Au cours des trois premiers trimestres de 2012, ce sont 183 G$ US qui ont gonflé les coffres des gestionnaires de fonds de couverture.
Une telle performance étonne quand on sait qu’après la dernière crise, sous la pression des organismes de réglementation, les grandes banques, américaines surtout, se sont départies de leurs divisions de fonds de couverture.
Cependant, cela ne veut pas dire qu’elles ont pour autant renoncé à investir dans des fonds de couverture. Par ailleurs, cette croissance des fonds sous gestion s’explique aussi par la place de plus en plus grande qu’occupent les stratégies alternatives dans les portefeuilles institutionnels.
«C’est une tendance assez généralisée chez les investisseurs institutionnels», fait ressortir Élyse Léger, vice-présidente chez Fiera Capital et coprésidente du Comité du Québec d’AIMA Canada (Alternative Investment Management Association).
Ainsi, au niveau le plus élémentaire, on voit de plus en plus de gestionnaires adopter des stratégies qui combinent achats et ventes à découvert de titres.
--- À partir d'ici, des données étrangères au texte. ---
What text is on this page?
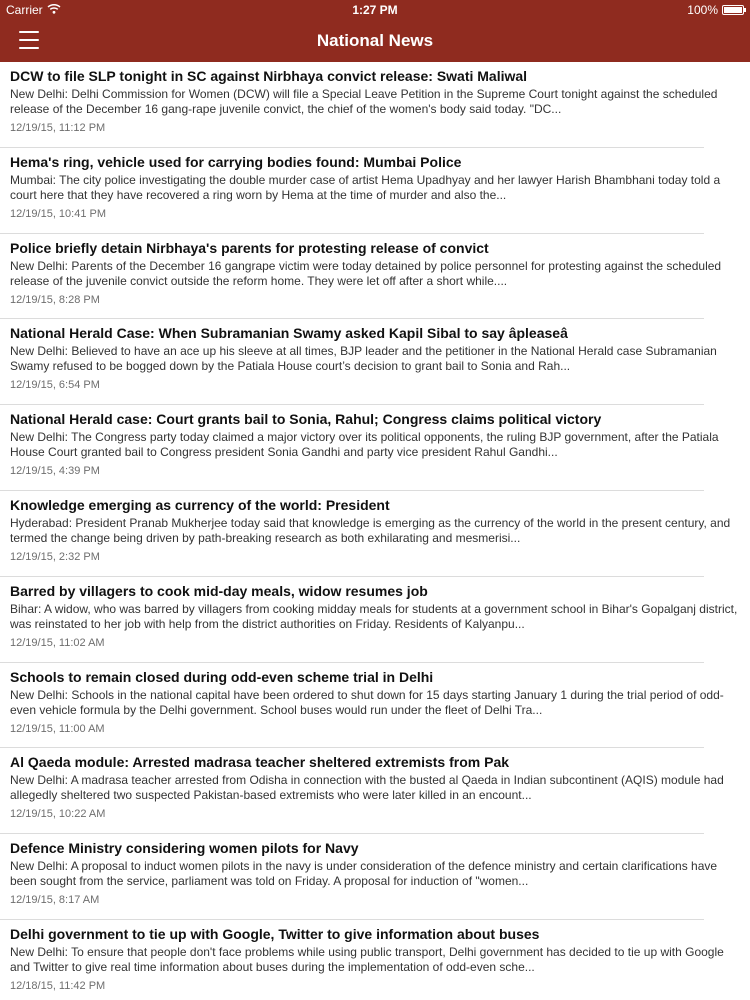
Carrier	1:27 PM	100%
National News
DCW to file SLP tonight in SC against Nirbhaya convict release: Swati Maliwal
New Delhi: Delhi Commission for Women (DCW) will file a Special Leave Petition in the Supreme Court tonight against the scheduled release of the December 16 gang-rape juvenile convict, the chief of the women's body said today. "DC...
12/19/15, 11:12 PM
Hema's ring, vehicle used for carrying bodies found: Mumbai Police
Mumbai: The city police investigating the double murder case of artist Hema Upadhyay and her lawyer Harish Bhambhani today told a court here that they have recovered a ring worn by Hema at the time of murder and also the...
12/19/15, 10:41 PM
Police briefly detain Nirbhaya's parents for protesting release of convict
New Delhi: Parents of the December 16 gangrape victim were today detained by police personnel for protesting against the scheduled release of the juvenile convict outside the reform home. They were let off after a short while....
12/19/15, 8:28 PM
National Herald Case: When Subramanian Swamy asked Kapil Sibal to say âpleaseâ
New Delhi: Believed to have an ace up his sleeve at all times, BJP leader and the petitioner in the National Herald case Subramanian Swamy refused to be bogged down by the Patiala House court’s decision to grant bail to Sonia and Rah...
12/19/15, 6:54 PM
National Herald case: Court grants bail to Sonia, Rahul; Congress claims political victory
New Delhi: The Congress party today claimed a major victory over its political opponents, the ruling BJP government, after the Patiala House Court granted bail to Congress president Sonia Gandhi and party vice president Rahul Gandhi...
12/19/15, 4:39 PM
Knowledge emerging as currency of the world: President
Hyderabad: President Pranab Mukherjee today said that knowledge is emerging as the currency of the world in the present century, and termed the change being driven by path-breaking research as both exhilarating and mesmerisi...
12/19/15, 2:32 PM
Barred by villagers to cook mid-day meals, widow resumes job
Bihar: A widow, who was barred by villagers from cooking midday meals for students at a government school in Bihar's Gopalganj district, was reinstated to her job with help from the district authorities on Friday. Residents of Kalyanpu...
12/19/15, 11:02 AM
Schools to remain closed during odd-even scheme trial in Delhi
New Delhi: Schools in the national capital have been ordered to shut down for 15 days starting January 1 during the trial period of odd-even vehicle formula by the Delhi government. School buses would run under the fleet of Delhi Tra...
12/19/15, 11:00 AM
Al Qaeda module: Arrested madrasa teacher sheltered extremists from Pak
New Delhi: A madrasa teacher arrested from Odisha in connection with the busted al Qaeda in Indian subcontinent (AQIS) module had allegedly sheltered two suspected Pakistan-based extremists who were later killed in an encount...
12/19/15, 10:22 AM
Defence Ministry considering women pilots for Navy
New Delhi: A proposal to induct women pilots in the navy is under consideration of the defence ministry and certain clarifications have been sought from the service, parliament was told on Friday. A proposal for induction of "women...
12/19/15, 8:17 AM
Delhi government to tie up with Google, Twitter to give information about buses
New Delhi: To ensure that people don't face problems while using public transport, Delhi government has decided to tie up with Google and Twitter to give real time information about buses during the implementation of odd-even sche...
12/18/15, 11:42 PM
Mais ce n’est qu’un aspect de pratiques qui, de façon plus large, visent «la décorrélation des rendements avec les marchés plus traditionnels. Ça réduit la volatilité sans réduire le rendement espéré d’une stratégie».
Un Québec friand
Le Québec, comme le reste du Canada d’ailleurs, veut sa juste part de cette vague des fonds de couverture.
Actuellement, les fonds de couverture au Canada engrangent une bien modeste partie des actifs totaux de l’industrie mondiale, soit 30 G$, selon James Burron, chef de la direction d’AIMA Canada, à Toronto.
Ainsi, on compte environ 80 gestionnaires à Toronto, 25 à Montréal et 25 autres répartis entre Calgary et Vancouver. Dans ce groupe très sélect se trouve le champion canadien, Front Street, à Toronto, avec 2,8 G$ sous gestion, suivi par HR Stratégies, à Montréal, avec quelque 1,8 G$ dans un fonds de fonds de couverture. D’autres noms se détachent au Québec, comme Landry Morin, Sigma Alpha, Cristallin, RDA et Fiera Capital.
La conception de fonds de couverture à Montréal occupe une place de choix dans les priorités de Finance Montréal, organisme créé il y a deux ans pour appuyer le développement de la grappe financière de Montréal. En fait, il recoupe deux des priorités de l’organisme : les produits financiers dérivés et l’entrepreneuriat financier.
À ce jour, deux gestes concrets ont été posés. Le premier implique la mise en place du fonds SARA (Stratégique à rendement absolu) doté d’une enveloppe de départ de 225 M$, et dont 200 M$ ont été investis à ce jour. Ces sommes ont été recueillies auprès de grandes institutions financières de la métropole.
Coup de pouce crucial
Le modèle d’affaires d’un tel fonds diffère de celui, mieux connu, d’un fonds de capital de risque. Ce dernier investit du capital dans le développement d’une technologie ou d’un marché auprès d’une jeune entreprise. Dans le cas de SARA, il s’agit de confier à un gestionnaire en démarrage une somme à gérer à l’intérieur d’un mandat de fonds de couverture.
On sait que le plus grand obstacle à surmonter pour un gestionnaire qui débute est de trouver un premier mandat auprès d’une grande institution. Ce premier capital qui lui est confié lui donne plus de crédibilité dans ses démarches pour récolter d’autres mandats.
Par exemple, c’est grâce à un premier mandat confié par le Maryland State Retirement and Pension System (MSRPS) que la firme Hexavest a connu un décollage significatif en 2008, après avoir fait plus de 300 présentations à des caisses de retraite et à des firmes de gestion de capital aux États-Unis.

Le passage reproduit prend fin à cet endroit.